Mit der Kamera als Waffe - das kurze Leben der Gerda Taro

Das Porträt einer mutigen Frau

Dieses ebook wurde erstellt bei

Inhaltsverzeichnis

Titel

Das Begräbnis

Spurensuche

Leipzig 1929 – 1933: Eine neue Stadt - und neue Freunde

Das Pariser Exil

Im Spanischen Bürgerkrieg

Die Erinnerung an Gerda Taro

Impressum neobooks

Das Begräbnis

Paris am 1. August 1937. Ein riesiger Trauerzug mit ca. 100.000 Teilnehmenden zog zu den Klängen des Trauermarsches von Chopin vom Zentrum der Stadt zum Ehrenfriedhof Friedhof Père Lachaise. Auf diesem Friedhof sind neben vielen anderen Prominenten Persönlichkeiten auch die am 28. Mai 1871 erschossenen Kommunarden der Pariser Commune von 1871 beerdigt. Aber die Tote, die am 1. August so feierlich zu Grabe getragen wurde, war keine Aufständische, sondern eine junge Frau, die nie mit einem Gewehr gekämpft hatte. Sie hatte eine ganz andere Waffe.

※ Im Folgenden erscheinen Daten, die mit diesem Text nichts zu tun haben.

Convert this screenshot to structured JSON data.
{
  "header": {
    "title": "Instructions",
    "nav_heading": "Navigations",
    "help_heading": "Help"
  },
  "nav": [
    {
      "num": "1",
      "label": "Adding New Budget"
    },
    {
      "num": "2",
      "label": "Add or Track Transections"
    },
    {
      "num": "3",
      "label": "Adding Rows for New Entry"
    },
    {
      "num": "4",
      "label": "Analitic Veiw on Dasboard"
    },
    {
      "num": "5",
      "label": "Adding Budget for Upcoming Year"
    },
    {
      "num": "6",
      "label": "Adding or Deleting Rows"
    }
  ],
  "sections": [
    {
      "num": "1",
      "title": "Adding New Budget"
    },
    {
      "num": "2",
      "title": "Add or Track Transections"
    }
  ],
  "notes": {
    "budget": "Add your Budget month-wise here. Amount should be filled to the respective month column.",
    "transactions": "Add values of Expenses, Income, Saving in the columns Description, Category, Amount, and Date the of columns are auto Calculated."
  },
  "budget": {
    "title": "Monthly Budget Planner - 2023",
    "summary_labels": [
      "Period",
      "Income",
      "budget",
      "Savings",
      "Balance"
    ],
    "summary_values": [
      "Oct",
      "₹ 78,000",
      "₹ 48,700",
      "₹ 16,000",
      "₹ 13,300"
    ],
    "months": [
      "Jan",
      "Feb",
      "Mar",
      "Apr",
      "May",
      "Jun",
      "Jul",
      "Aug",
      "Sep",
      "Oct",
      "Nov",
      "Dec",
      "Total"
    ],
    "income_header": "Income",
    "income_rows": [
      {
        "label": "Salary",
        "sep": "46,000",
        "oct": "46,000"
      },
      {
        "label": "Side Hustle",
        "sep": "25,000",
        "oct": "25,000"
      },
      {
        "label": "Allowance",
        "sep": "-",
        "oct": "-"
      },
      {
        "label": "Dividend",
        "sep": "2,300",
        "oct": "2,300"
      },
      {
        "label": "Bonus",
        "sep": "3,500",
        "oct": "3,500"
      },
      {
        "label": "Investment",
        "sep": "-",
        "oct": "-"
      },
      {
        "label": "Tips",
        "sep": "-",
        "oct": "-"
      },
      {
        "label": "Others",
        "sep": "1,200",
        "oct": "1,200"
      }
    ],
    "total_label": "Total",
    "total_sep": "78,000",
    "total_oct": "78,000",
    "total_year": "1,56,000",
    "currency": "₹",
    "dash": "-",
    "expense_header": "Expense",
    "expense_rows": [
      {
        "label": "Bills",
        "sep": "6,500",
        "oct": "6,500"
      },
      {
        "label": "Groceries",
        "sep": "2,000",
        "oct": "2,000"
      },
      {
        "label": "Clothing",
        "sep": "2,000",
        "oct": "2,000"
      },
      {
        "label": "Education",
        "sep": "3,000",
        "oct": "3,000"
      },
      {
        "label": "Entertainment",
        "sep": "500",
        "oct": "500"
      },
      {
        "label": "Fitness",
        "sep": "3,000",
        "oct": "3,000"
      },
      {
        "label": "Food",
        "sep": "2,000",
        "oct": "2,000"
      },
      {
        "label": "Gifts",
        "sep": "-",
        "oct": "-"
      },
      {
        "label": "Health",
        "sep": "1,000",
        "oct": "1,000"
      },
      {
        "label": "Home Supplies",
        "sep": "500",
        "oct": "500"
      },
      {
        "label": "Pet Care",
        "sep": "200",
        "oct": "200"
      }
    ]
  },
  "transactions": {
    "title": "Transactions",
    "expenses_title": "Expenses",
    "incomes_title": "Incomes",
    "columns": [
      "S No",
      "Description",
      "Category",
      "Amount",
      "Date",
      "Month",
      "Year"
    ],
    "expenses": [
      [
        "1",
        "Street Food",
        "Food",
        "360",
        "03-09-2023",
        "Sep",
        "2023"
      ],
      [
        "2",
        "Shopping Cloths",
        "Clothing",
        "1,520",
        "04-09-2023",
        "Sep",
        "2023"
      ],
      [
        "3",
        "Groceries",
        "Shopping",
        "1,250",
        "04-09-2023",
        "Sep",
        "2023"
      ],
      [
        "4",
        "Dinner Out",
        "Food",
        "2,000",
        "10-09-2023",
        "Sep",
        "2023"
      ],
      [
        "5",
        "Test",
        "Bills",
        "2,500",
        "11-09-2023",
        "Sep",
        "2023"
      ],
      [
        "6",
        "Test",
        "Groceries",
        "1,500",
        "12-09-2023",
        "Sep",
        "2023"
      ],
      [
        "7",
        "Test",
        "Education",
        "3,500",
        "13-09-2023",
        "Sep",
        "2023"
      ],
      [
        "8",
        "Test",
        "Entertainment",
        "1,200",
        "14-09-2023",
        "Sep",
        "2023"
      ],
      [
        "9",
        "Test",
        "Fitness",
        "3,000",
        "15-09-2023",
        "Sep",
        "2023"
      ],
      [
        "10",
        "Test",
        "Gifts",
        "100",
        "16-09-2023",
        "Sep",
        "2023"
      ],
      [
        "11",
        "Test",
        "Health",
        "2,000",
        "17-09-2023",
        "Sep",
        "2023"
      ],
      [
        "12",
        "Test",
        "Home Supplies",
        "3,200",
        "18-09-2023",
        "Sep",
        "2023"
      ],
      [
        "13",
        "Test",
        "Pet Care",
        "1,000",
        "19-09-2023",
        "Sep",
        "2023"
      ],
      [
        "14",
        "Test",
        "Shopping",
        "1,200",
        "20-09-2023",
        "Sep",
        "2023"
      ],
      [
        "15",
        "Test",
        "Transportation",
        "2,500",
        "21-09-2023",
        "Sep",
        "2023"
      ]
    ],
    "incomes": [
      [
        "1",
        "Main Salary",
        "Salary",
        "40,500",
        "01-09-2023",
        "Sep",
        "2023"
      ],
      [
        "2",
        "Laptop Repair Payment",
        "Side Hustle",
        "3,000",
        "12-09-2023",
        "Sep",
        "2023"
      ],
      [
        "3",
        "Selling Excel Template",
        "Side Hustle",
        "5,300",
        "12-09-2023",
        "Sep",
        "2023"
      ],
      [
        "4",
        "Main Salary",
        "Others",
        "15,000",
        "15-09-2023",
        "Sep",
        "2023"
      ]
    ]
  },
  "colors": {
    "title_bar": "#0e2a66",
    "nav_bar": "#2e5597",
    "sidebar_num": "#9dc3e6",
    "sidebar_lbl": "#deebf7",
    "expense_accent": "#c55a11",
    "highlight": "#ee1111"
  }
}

Zu Grabe getragen wurde die junge Fotojournalistin Gerda Taro. Sie hatte seit Monaten vom Spanischen Bürgerkrieg berichtet, oft direkt von der Front. Ihre Bilder vom Mut der Verteidiger der Republik, vom Leiden der Zivilbevölkerung unter den Luftangriffen der Legion Condor, vom Trotz und Durchhaltewillen der Milizionäre, die die Losung „No paseran“ - sie kommen nicht durch - umsetzten, waren in vielen Zeitschiften und Magazinen außerhalb Spaniens erschienen. Am 25.Juli war sie an der Brunete-Front in einen Luftangriff geraten. Ein außer Kontrolle geratener Panzer der Regierungskräfte überrollte sie. Ihre Verletzungen waren so schwer, dass sie einen Tag später in einem Lazarett starb.

An ihrem Grab hielt der französische Schriftsteller Louis Aragon die Trauerrede. Grußadressen von Anna Seghers, Egon Erwin Kisch, Pablo Neruda, der Komintern, des ZK der französischen Kommunistischen Partei wurden verlesen. Die französische KP beauftragte den Künstler Alberto Giacometti mit der Gestaltung ihres Grabmals. Das Begräbnis von Gerda Taro war nicht nur ihr persönliches Begräbnis, sondern zugleich auch eine Demonstration gegen den Faschismus und für die Demokratie.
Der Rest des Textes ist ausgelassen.